Thursday, September 10, 2009

Observational Drawings

I've been reading which is written by a mother that home schools with a project based / reggio based approach. One crucial learning process they use is observational drawing. It's based on the idea that by drawing something you focus your observations and notice more. (As a side note: This is also the intention of our nature table)

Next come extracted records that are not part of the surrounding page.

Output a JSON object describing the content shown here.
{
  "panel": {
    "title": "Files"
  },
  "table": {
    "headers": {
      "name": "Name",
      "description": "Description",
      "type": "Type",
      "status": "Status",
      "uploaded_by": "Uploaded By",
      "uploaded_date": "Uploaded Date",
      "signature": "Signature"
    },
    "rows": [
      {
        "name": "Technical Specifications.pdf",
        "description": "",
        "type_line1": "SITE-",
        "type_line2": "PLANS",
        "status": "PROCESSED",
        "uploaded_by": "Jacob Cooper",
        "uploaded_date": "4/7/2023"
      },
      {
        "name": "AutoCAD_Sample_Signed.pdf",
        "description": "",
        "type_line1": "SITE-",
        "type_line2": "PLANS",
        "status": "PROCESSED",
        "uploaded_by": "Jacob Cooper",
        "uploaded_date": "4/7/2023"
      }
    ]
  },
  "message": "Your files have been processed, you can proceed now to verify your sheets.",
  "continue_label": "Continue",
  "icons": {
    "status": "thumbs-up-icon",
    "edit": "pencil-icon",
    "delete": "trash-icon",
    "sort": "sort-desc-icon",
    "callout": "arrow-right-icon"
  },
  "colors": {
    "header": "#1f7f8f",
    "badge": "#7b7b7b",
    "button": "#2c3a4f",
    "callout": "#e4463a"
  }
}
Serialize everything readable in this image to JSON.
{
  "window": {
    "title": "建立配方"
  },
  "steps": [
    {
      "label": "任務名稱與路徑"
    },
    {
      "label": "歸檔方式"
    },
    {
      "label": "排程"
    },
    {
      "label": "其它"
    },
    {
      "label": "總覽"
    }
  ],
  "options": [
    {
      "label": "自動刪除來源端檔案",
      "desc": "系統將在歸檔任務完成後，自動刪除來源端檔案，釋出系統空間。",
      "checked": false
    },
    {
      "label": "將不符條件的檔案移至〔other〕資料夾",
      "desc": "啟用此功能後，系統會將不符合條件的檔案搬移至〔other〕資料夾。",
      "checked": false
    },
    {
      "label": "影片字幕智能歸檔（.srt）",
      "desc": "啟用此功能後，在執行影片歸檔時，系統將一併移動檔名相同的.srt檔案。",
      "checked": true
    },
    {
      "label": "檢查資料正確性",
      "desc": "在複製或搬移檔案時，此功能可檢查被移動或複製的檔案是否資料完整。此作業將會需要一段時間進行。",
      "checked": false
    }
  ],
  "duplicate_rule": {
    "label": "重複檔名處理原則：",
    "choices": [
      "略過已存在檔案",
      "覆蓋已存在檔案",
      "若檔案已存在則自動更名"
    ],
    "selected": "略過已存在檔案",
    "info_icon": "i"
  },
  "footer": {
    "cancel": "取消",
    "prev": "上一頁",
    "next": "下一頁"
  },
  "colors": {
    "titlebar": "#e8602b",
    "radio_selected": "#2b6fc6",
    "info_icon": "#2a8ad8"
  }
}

With that in mind I found this picture Rainbow Girl drew very interesting. It was drawn on a Sunday evening after we encountered a blue tongue lizard in the bush. What she drew perfectly captures her experience.
1. The first thing she drew was the tongue (the line half way down the left side of the page). This was the lizards most outstanding feature as it spent the whole time Russell held it with it's mouth open and tongue sticking out (trying to appear intimidating). The tongue didn't end up being near the mouth and when sharing the paper she now points at the mouth when talking about the tongue.
2. The next thing she drew was it's back - the horizontal line on the right . This is interesting in that her pictures haven't evolved to include bodies yet but this is about where she stroked the lizard, if you imagine Russell standing behind the lizard.
3. Next was the sharp claws (the row of vertical lines at the bottom) and we did talk about the claws while we looked at it.
4. Finally she drew her standard face - complete with hair!
So after that awareness of watching her draw I packed crayons and paper for Wednesday's trip to a local fish and chip store that has about 15m of aquarium (including sharks, cuttlefish, starfish, anemones ...) Initially she just drew from memory then with encouragement went back a nd forth from the aquarium and paper to collect more detail. This resulted in some great discussions about whether starfish have eyes and how would they eat with a mouth underneath.
I like the idea of recording her questions alongside. I often record her titles and will sometimes do a little sketch so I can remember how to read her drawing.
I also feel that I have to tread carefully. I don't want to lead her drawing. I want her to represent things in ways that are meaningful to her and not to conform to an acceptable way of drawing. I'm also aware of the crisis of confidence that occurs later when they start to doubt their own ability to draw in a life like way. I also want drawing to be something enjoyable and a way she chooses to interact with the world.
Rainbow Girl was keen to take the drawing materials on today's outing to the fairy store but as friendly as the fairy staff are they haven't really got the space for us to draw! In the end she was so excited about seeing a real fairy and having her wish (for a cuddle with Dadda) granted (complete with fairy dust) that she forgot that she had planned to draw. By the way her wish came true as soon as Dadda got home and Dadda didn't even know about the wish!!! Magic.